The Fridge and the TV

The Fridge and the TV

Ken-Roar Appliances

Do you own your stuff, or does your stuff own you? (DeepThoughtsByShmoop™.)

Sara Goldfarb has reached a point in her life where she thinks she opens the fridge, grabs a snack, picks up the remote, and turns on the TV. In fact, the fridge is pushing food at her like a drug dealer slinging smack on a street corner. And Sara doesn't turn on the TV, the TV turns on her. (Not like that. Keep your head out of the gutter. OK, maybe a little like that.)

Sara is sad and lonely, so she gets her thrills through food and TV. They don't make her happy, but she doesn't know how to break the cycle. Her friends don't help, suggesting diets to her that get her obsessed thinking about food. And even though Harry means well when he gets her a new TV, he does more harm than good. Check out what he says when he buys it for her.

HARRY: I finally asked myself, right, what's her fix? Television, right? I mean, if ever there's a TV junkie, it's the old lady.

Did you catch the key word there? It's "junkie." This is coming from a legit heroin addict. Buying Sara a TV is like giving someone in AA a Budweiser. Aronofsky shows this with the camera angle on Sara when the TV is delivered. She is dwarfed by the massive set towering over it. It has ruled her life.

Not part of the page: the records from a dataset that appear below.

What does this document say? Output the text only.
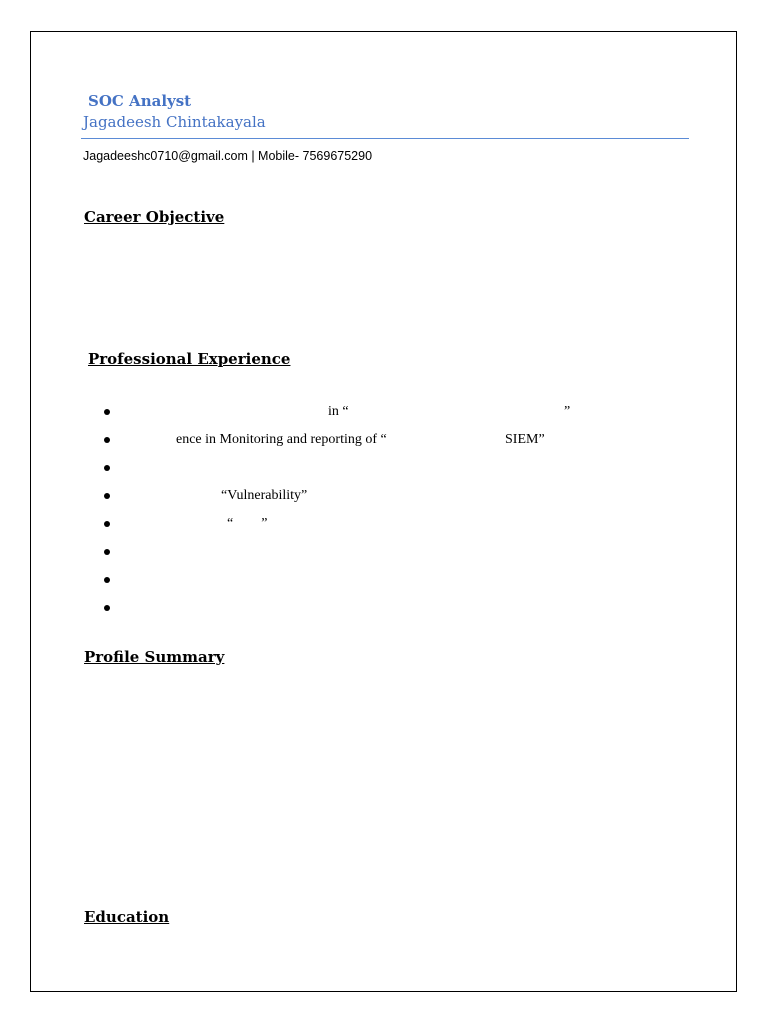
SOC Analyst
Jagadeesh Chintakayala
Jagadeeshc0710@gmail.com | Mobile- 7569675290
Career Objective
Professional Experience
in “	”
ence in Monitoring and reporting of “	SIEM”
“Vulnerability”
“        ”
Profile Summary
Education
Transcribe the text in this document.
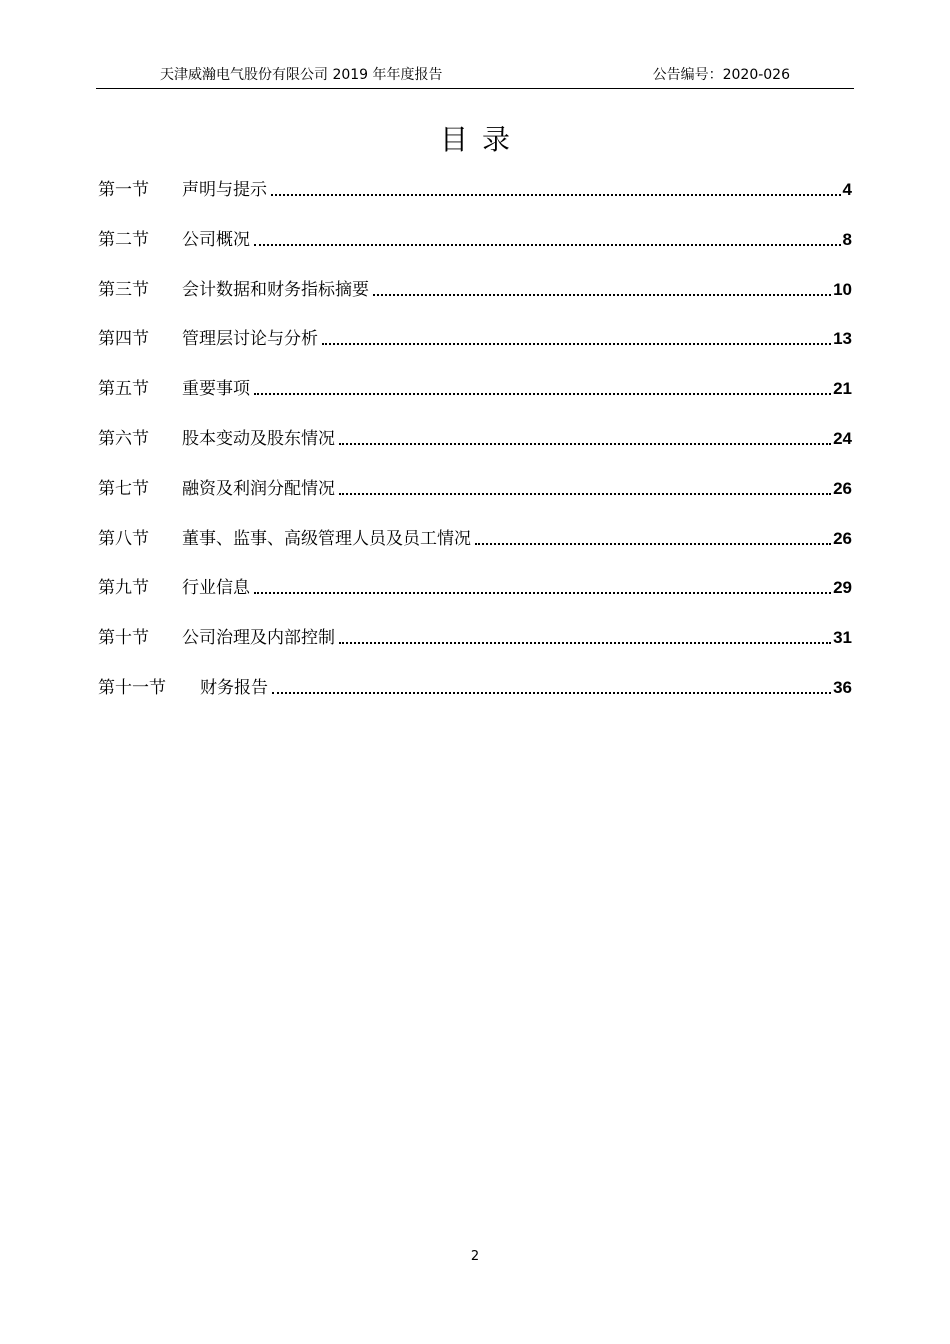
天津威瀚电气股份有限公司 2019 年年度报告	公告编号：2020-026
目录
第一节	声明与提示	4
第二节	公司概况	8
第三节	会计数据和财务指标摘要	10
第四节	管理层讨论与分析	13
第五节	重要事项	21
第六节	股本变动及股东情况	24
第七节	融资及利润分配情况	26
第八节	董事、监事、高级管理人员及员工情况	26
第九节	行业信息	29
第十节	公司治理及内部控制	31
第十一节	财务报告	36
2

That's nothing compared to the fridge, which almost eats her. During her worst hallucination, she imagines the fridge literally growing teeth, stomping around the apartment, and trying to eat her. On diet pills, she starves herself, but food is always on her mind. In her nightmares, she becomes food. She is devoured by her own obsession.

You'll never look at the little light inside the fridge the same way again. When it comes on, does that mean the refrigerator has an idea, and has decided to make you into lunch? Our sources say maybe.